Analisis visibilitas hilal penentu awal Ramadhan 1419 H

Posisi bulan pada saat matahari terbenam dapat diketahui melalui perhitungan oleh karena itu perhitungan tersebut dapat dipergunakan untuk mengantisipasi visibilitas hilal awal Ramadhan maupun awal Syawal atau awal bulan Islam lainnya. Menurut perhitungan astronomi kedudukan bulan dan matahari penentu awal bulan Ramadhan 1419 H di wilayah Indonesia adalah sebagai berikut: Ijtimak atau konjungsi akhir Sya?ban 1419 H bertepatan dengan hari Sabtu, 19 Desember 1998 pada jam 05:44 wib. Ijtimak berlangsung sebelum matahari dan bulan terbenam pada tanggal 19 Desember 1998. Oleh karena itu pengamatan hilal (rukyatul hilal) yang paling dini di Indonesia seharusnya dilakukan pada saat matahari terbenam pada tanggal 19 Desember 1998. Bila bulan Sya?ban 1419 H sudah memasuki hari ke 30 hari pada tanggal 19 Desember 1998 maka hasil pengamatan hilal 19 Desember 1998 bukan sesuatu yang mendebarkan untuk keperluan penetapan awal bulan Ramadhan 1419 H. Karena berhasil atau tidak berhasil tanggal 1 Ramadhan 1419 H akan dimulai Sabtu, 19 Desember 1998 setelah maghrib. Walaupun pergantian awal bulan penanggalan Islam ditetapkan berdasar visibilitas hilal, namun merukyat hilal untuk keperluan penetapan awal bulan Islam secara prosedur adalah pengamatan hilal pada hari ke 29 bulan Islam seperti tanggal 29 Sya?ban 1419 H yang bertepatan dengan tanggal 18 Desember 1998, tidak selalu menunggu setelah ijtimak. Pengamatan hilal pada tanggal 18 Desember 1998 lebih bersifat konfirmasi tidak adanya hilal karena ijtimak belum berlangsung. Jadi mustahil bila ada yang menyaksikan adanya hilal pada tanggal 18 Desember 1998. Apabila tanggal 29 Sya?ban belum terjadi konjungsi memang bisa dipastikan awal bulan Ramadhan akan berlangsung dua hari kemudian. Pada kasus ini penetapan awal Sya?ban menjadi penting untuk menetapkan awal Ramadhan. Penetapan dua macam kriteria visibilitas hilal untuk kalendar Islam di Indonesia bisa menyebabkan akhir Sya?ban lebih cepat sehari dibanding apabila awal Sya?ban ditetapkan dengan menggunakan kriteria visibilitas hilal untuk penetapan awal bulan Ramadhan, Syawal dan Dzulhijjah. Kriteria visibilitas hilal yang pertama (untuk bulan Islam selain Ramadhan, Syawal dan Dzulhijjah) lebih dekat dengan kriteria wujudul hilal dan yang lainnya adalah kriteria visibilitas hilal berdasar kesepakatan.

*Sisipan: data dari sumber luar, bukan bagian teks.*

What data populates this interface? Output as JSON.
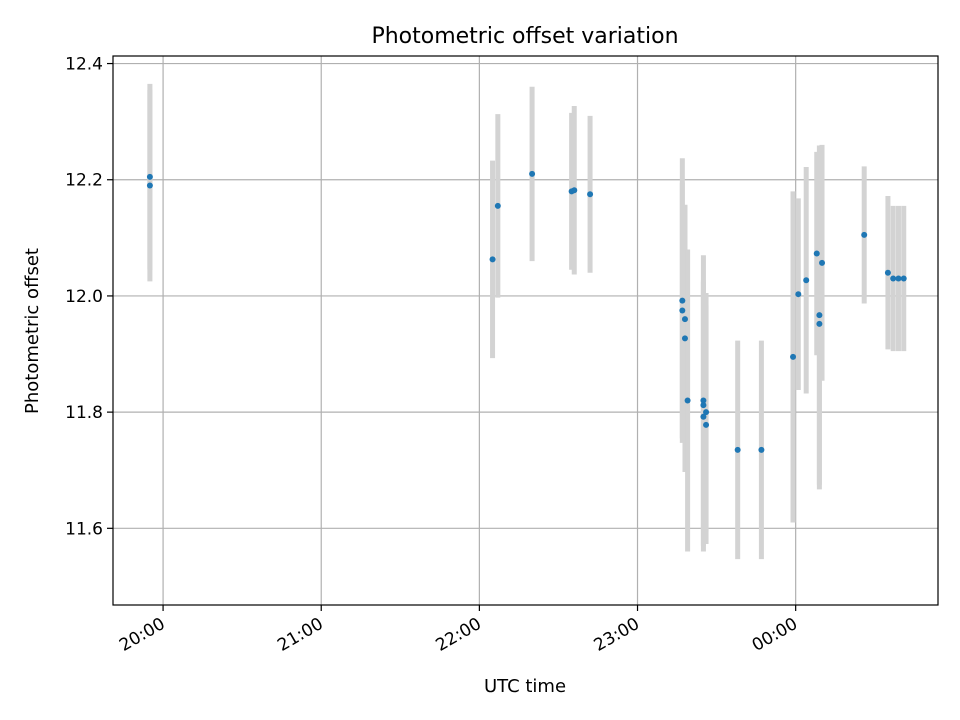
{
  "chart_data": {
    "type": "scatter",
    "title": "Photometric offset variation",
    "xlabel": "UTC time",
    "ylabel": "Photometric offset",
    "x_is_time": true,
    "x_range": [
      "19:41",
      "24:54"
    ],
    "ylim": [
      11.468,
      12.413
    ],
    "grid": true,
    "x_ticks": [
      {
        "t": "20:00",
        "label": "20:00"
      },
      {
        "t": "21:00",
        "label": "21:00"
      },
      {
        "t": "22:00",
        "label": "22:00"
      },
      {
        "t": "23:00",
        "label": "23:00"
      },
      {
        "t": "24:00",
        "label": "00:00"
      }
    ],
    "y_ticks": [
      11.6,
      11.8,
      12.0,
      12.2,
      12.4
    ],
    "colors": {
      "point": "#1f77b4",
      "errorbar": "#d3d3d3",
      "grid": "#b0b0b0"
    },
    "points": [
      {
        "t": "19:55",
        "y": 12.19,
        "err": 0.165
      },
      {
        "t": "19:55",
        "y": 12.205,
        "err": 0.16
      },
      {
        "t": "22:05",
        "y": 12.063,
        "err": 0.17
      },
      {
        "t": "22:07",
        "y": 12.155,
        "err": 0.158
      },
      {
        "t": "22:20",
        "y": 12.21,
        "err": 0.15
      },
      {
        "t": "22:35",
        "y": 12.18,
        "err": 0.135
      },
      {
        "t": "22:36",
        "y": 12.182,
        "err": 0.145
      },
      {
        "t": "22:42",
        "y": 12.175,
        "err": 0.135
      },
      {
        "t": "23:17",
        "y": 11.992,
        "err": 0.245
      },
      {
        "t": "23:17",
        "y": 11.975,
        "err": 0.22
      },
      {
        "t": "23:18",
        "y": 11.96,
        "err": 0.195
      },
      {
        "t": "23:18",
        "y": 11.927,
        "err": 0.23
      },
      {
        "t": "23:19",
        "y": 11.82,
        "err": 0.26
      },
      {
        "t": "23:25",
        "y": 11.82,
        "err": 0.25
      },
      {
        "t": "23:25",
        "y": 11.812,
        "err": 0.215
      },
      {
        "t": "23:25",
        "y": 11.792,
        "err": 0.232
      },
      {
        "t": "23:26",
        "y": 11.8,
        "err": 0.205
      },
      {
        "t": "23:26",
        "y": 11.778,
        "err": 0.205
      },
      {
        "t": "23:38",
        "y": 11.735,
        "err": 0.188
      },
      {
        "t": "23:47",
        "y": 11.735,
        "err": 0.188
      },
      {
        "t": "23:59",
        "y": 11.895,
        "err": 0.285
      },
      {
        "t": "24:01",
        "y": 12.003,
        "err": 0.165
      },
      {
        "t": "24:04",
        "y": 12.027,
        "err": 0.195
      },
      {
        "t": "24:08",
        "y": 12.073,
        "err": 0.175
      },
      {
        "t": "24:09",
        "y": 11.952,
        "err": 0.285
      },
      {
        "t": "24:09",
        "y": 11.967,
        "err": 0.292
      },
      {
        "t": "24:10",
        "y": 12.057,
        "err": 0.203
      },
      {
        "t": "24:26",
        "y": 12.105,
        "err": 0.118
      },
      {
        "t": "24:35",
        "y": 12.04,
        "err": 0.132
      },
      {
        "t": "24:37",
        "y": 12.03,
        "err": 0.125
      },
      {
        "t": "24:39",
        "y": 12.03,
        "err": 0.125
      },
      {
        "t": "24:41",
        "y": 12.03,
        "err": 0.125
      }
    ]
  }
}
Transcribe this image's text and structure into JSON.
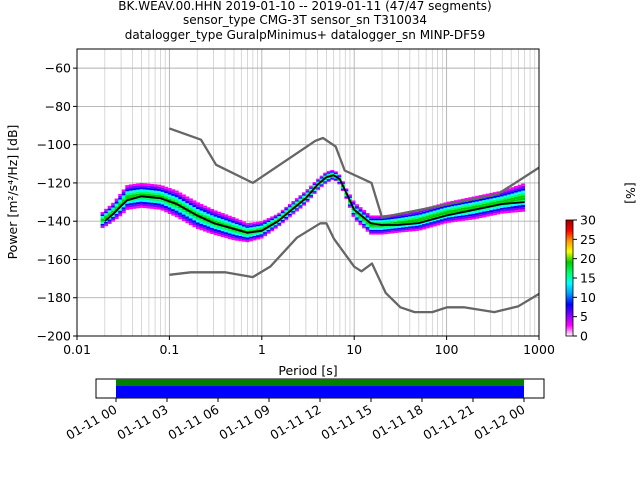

Secara hisab (perhitungan) prediksi yang dapat dilakukan adalah perhitungan yang akurat posisi bulan dan matahari. Persaratan bahwa seseorang dapat melihat hilal pada suatu langit yang cerah adalah pertama setelah ijtimak dan kedua pada saat matahari terbenam di suatu tempat pengamatan, bulan masih berada di atas ufuq barat. Ketinggian bulan sedemikian rupa hingga sebelum bulan terbenam, senja sudah cukup redup sehingga memungkinkan hilal bisa berhasil dikenali oleh mata bugil. Ketinggian bulan saat matahari terbenam bergantung pada umur bulan, selang waktu antara waktu terbenam matahari dengan waktu ijtimak. Makin tua umur hilal makin tinggi kedudukan bulan di atas kaki horizon barat pada saat matahari terbenam.

Posisi bulan dan matahari pada hari Sabtu tanggal 19 Desember 1998 di Meurauke (140°.45 bujur timur dan -8°.5 lintang selatan) matahari terbenam pada jam 15:54 wib dan bulan terbenam 14 menit kemudian yaitu pada jam 16:08 wib. Tinggi bulan pada saat matahari terbenam +3° 20' (3 derajat 20 menit busur di atas horizon). Azimut bulan pada saat matahari terbenam adalah 250° 49' dan azimut matahari saat terbenam adalah 246° 10'. Jadi lokasi bulan saat matahari terbenam adalah 4° 39' sebelah UTARA lokasi matahari terbenam (arah utara arah kanan lokasi matahari terbenam, bila pengamat menghadap ke arah matahari terbenam).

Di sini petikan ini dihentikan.